An anecdote like this could be the apotheosis for what might drive an
artist like Vrebalov. After all, witnessing the chaos of war could inspire
a desire for order in anyone. But Vrebalov's music is not ultimately
a reaction; it is, in fact, a mission.
“There is musica mundana (music of the world) and musica humana
(music of people),” she explains. “The first comes from a celestial
source, the sounds we do not create such as those from nature. The other
is what we create. But we have become too immersed in the physical world
and the material world [to hear musica mundana.] Our senses have
become dulled.” Too dulled to care about bombs exploding? Possibly.
But what seems even more provocative in Vrebalov's mission to present
musica mundana is the question that if we did hear it, how might
we then hear the sounds of mankind?
“Being more spiritual and thinking about things that are connected to
our soul and not our body presents more challenges. It can be painful.
We like the easier path. But then we miss experiences that enrich us.
And we are then not fragile and not pure anymore. Fragility is what
it's about.”
It's intriguing to hear someone from a war-torn country embrace the
concept of fragility. And yet, as Vrebalov explains the reason she became
a musician, it's easy to see it was because music was the only thing
to offer it. “Misunderstandings are much more likely in verbal language.
If we hear unpleasant words, we just shut them off.

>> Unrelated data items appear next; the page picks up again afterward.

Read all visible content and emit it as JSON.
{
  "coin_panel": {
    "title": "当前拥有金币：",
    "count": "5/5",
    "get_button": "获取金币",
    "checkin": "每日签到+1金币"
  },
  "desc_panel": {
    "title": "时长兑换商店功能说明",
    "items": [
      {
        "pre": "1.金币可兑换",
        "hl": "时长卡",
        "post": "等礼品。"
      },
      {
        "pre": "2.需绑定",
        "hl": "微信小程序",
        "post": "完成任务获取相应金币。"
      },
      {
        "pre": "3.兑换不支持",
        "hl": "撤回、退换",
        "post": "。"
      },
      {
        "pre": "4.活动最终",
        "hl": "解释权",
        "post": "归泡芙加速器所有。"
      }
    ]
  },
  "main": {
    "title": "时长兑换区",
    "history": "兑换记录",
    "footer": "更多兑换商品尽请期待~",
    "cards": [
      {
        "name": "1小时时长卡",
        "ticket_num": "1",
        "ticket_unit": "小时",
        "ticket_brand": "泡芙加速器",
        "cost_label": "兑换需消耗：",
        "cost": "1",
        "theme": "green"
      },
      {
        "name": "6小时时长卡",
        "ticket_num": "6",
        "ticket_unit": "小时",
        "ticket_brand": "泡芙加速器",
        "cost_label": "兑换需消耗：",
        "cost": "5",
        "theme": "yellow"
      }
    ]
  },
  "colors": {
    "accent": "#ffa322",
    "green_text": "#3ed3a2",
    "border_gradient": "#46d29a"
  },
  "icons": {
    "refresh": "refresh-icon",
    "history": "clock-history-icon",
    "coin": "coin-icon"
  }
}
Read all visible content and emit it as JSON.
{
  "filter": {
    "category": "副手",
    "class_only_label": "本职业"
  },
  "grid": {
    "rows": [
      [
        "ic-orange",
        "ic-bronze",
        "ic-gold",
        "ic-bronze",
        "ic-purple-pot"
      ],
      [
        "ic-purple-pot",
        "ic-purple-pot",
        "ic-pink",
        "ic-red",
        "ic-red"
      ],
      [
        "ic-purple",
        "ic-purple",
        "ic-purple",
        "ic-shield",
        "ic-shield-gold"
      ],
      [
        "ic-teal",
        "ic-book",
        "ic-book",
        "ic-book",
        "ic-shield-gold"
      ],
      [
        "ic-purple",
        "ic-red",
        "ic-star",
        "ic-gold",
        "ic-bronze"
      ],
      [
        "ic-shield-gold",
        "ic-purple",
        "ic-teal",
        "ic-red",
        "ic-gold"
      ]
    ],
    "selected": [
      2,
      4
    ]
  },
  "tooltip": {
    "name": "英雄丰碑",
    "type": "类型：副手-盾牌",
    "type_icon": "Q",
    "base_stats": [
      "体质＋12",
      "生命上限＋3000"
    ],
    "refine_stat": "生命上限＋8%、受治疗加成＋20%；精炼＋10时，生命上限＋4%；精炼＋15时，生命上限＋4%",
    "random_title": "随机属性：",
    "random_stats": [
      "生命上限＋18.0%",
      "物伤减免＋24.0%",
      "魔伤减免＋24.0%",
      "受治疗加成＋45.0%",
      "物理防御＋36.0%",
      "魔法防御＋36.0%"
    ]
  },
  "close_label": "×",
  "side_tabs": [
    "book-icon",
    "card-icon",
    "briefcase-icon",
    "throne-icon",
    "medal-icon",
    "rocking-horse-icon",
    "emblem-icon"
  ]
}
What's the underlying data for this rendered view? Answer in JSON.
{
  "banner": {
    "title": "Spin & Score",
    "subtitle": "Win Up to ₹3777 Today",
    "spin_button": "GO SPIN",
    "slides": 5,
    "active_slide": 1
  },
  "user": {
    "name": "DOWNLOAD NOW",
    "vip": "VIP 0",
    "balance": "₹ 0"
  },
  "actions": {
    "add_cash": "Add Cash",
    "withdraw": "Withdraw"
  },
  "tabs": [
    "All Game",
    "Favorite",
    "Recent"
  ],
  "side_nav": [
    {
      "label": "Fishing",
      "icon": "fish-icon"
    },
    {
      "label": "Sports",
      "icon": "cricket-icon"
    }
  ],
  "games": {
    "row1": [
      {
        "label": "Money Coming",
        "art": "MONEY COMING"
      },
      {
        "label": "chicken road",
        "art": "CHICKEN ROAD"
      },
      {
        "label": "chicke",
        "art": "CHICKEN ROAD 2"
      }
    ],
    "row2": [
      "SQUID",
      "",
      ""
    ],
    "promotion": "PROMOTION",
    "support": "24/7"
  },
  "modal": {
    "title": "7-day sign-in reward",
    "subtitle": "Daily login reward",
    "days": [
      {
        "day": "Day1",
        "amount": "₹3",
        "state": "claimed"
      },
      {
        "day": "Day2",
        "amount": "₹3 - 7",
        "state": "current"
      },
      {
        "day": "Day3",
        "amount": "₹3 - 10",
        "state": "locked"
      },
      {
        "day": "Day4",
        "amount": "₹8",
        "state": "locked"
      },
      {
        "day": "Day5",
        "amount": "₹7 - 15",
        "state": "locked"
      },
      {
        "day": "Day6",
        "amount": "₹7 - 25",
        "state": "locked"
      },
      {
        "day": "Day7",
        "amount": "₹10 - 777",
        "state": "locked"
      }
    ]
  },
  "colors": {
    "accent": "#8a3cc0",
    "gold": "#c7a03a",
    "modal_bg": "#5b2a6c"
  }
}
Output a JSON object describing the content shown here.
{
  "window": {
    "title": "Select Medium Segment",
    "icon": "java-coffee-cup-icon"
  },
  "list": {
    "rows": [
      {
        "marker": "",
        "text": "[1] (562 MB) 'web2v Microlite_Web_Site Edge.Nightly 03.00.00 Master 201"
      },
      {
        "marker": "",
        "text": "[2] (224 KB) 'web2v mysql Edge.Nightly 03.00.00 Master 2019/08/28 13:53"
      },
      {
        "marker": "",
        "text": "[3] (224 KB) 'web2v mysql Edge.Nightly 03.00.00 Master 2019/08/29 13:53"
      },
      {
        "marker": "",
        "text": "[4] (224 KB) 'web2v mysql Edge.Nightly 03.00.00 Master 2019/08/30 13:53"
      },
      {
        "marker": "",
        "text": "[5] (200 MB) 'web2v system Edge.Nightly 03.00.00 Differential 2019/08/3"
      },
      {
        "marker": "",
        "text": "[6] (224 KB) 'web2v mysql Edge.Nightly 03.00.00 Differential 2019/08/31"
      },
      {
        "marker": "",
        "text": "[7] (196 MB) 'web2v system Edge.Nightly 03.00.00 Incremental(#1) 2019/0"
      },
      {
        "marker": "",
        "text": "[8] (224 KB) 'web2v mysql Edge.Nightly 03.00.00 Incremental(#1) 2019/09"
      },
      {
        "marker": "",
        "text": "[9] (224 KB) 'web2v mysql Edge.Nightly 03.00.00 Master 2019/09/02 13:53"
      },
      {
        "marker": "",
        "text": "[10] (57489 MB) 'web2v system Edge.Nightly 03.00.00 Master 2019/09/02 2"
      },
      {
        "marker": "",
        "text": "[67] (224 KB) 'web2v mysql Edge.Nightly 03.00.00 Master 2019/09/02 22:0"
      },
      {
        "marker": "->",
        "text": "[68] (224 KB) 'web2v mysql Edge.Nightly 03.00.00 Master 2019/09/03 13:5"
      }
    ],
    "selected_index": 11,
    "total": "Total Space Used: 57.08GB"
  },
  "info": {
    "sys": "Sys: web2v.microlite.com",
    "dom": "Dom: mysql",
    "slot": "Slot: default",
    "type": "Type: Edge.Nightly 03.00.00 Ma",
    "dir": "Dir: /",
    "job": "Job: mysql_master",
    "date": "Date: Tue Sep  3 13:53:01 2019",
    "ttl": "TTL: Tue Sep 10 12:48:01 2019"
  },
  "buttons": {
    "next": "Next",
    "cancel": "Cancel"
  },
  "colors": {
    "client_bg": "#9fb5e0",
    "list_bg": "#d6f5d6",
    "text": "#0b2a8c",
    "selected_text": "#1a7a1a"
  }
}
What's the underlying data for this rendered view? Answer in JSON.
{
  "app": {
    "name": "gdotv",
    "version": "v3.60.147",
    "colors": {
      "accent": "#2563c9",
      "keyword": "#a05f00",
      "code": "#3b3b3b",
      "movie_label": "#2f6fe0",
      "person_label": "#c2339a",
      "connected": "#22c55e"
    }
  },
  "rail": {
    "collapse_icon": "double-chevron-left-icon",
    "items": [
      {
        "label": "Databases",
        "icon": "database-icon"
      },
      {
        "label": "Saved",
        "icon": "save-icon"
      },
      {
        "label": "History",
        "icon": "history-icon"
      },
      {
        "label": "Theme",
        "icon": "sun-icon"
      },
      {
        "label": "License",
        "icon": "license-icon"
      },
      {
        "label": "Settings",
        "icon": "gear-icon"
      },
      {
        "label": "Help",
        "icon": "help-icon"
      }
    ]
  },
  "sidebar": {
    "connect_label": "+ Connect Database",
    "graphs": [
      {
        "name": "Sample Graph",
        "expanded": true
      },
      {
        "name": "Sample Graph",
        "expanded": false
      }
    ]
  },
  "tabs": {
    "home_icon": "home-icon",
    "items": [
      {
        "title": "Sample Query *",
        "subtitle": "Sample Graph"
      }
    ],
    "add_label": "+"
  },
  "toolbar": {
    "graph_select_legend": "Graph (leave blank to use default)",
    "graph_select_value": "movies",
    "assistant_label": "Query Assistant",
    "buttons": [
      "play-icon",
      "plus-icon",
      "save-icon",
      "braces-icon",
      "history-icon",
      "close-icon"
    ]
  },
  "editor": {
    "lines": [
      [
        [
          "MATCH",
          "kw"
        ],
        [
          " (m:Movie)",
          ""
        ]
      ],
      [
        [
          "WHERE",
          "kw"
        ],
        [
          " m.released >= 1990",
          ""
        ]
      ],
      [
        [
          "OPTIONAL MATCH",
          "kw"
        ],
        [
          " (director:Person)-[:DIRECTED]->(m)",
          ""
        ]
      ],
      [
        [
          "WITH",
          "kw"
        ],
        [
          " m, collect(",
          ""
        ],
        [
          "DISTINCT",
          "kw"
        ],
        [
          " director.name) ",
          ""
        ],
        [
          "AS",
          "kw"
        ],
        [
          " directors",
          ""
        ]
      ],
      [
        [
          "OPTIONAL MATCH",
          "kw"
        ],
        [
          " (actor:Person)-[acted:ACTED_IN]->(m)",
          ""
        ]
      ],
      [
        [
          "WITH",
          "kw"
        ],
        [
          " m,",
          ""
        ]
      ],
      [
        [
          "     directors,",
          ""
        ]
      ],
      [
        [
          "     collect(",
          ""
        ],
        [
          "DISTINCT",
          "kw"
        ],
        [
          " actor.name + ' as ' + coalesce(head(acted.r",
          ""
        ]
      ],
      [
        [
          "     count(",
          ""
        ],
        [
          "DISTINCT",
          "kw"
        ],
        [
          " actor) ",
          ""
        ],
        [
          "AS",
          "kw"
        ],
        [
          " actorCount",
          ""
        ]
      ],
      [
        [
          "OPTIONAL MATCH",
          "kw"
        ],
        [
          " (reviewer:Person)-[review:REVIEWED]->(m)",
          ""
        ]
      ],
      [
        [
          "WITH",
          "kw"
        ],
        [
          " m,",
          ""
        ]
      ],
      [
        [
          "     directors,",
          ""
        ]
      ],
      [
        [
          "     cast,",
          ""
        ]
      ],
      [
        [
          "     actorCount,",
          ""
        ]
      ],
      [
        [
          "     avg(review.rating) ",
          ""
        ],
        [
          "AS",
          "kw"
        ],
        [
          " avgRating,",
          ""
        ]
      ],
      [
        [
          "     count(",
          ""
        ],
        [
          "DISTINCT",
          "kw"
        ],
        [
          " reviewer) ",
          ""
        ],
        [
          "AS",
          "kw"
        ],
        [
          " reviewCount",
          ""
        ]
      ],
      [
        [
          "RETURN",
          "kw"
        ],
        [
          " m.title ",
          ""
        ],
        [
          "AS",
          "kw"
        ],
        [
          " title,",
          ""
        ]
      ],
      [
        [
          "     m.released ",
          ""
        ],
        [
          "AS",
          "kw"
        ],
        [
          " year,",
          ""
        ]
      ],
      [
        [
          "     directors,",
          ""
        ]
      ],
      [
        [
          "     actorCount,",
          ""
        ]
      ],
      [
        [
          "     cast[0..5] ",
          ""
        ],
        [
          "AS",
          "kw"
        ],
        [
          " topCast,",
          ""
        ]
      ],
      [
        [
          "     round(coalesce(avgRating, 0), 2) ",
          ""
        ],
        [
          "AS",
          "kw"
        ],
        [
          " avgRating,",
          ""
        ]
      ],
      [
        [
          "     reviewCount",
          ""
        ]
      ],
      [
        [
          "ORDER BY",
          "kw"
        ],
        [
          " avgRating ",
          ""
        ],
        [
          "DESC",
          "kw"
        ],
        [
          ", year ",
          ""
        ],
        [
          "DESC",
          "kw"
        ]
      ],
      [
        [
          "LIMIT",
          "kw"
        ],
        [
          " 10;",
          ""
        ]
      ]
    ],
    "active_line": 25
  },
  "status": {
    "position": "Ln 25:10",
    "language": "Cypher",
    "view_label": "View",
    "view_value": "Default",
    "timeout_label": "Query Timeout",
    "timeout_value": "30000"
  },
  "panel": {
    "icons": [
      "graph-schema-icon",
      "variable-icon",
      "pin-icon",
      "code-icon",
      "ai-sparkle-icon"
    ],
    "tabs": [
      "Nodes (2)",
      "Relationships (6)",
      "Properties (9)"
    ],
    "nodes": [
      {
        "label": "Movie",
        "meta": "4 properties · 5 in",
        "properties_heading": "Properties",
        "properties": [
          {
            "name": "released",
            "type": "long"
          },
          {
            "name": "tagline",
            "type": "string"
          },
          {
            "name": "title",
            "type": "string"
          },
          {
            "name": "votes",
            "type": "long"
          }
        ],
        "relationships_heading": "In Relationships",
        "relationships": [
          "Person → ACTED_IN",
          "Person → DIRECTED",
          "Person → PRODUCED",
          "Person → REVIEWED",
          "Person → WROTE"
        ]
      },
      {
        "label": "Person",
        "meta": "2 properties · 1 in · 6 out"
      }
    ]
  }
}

But it's much easier
to express things in music because we are open-hearted and ready to
accept experience even if it is unpleasant.”
In a lot of ways, Vrebalov could be a long-lost Transcendentalist, who,
like those artists, is reacting to an age where the sounds of mankind
were the most exalted and those of the numinous shunted aside. In this
new age - with the cacophony of media and entertainment reaching a deafening
range - Vrebalov's mission is to hunt for the sounds that disarm us
and return to us the fragility of an open soul.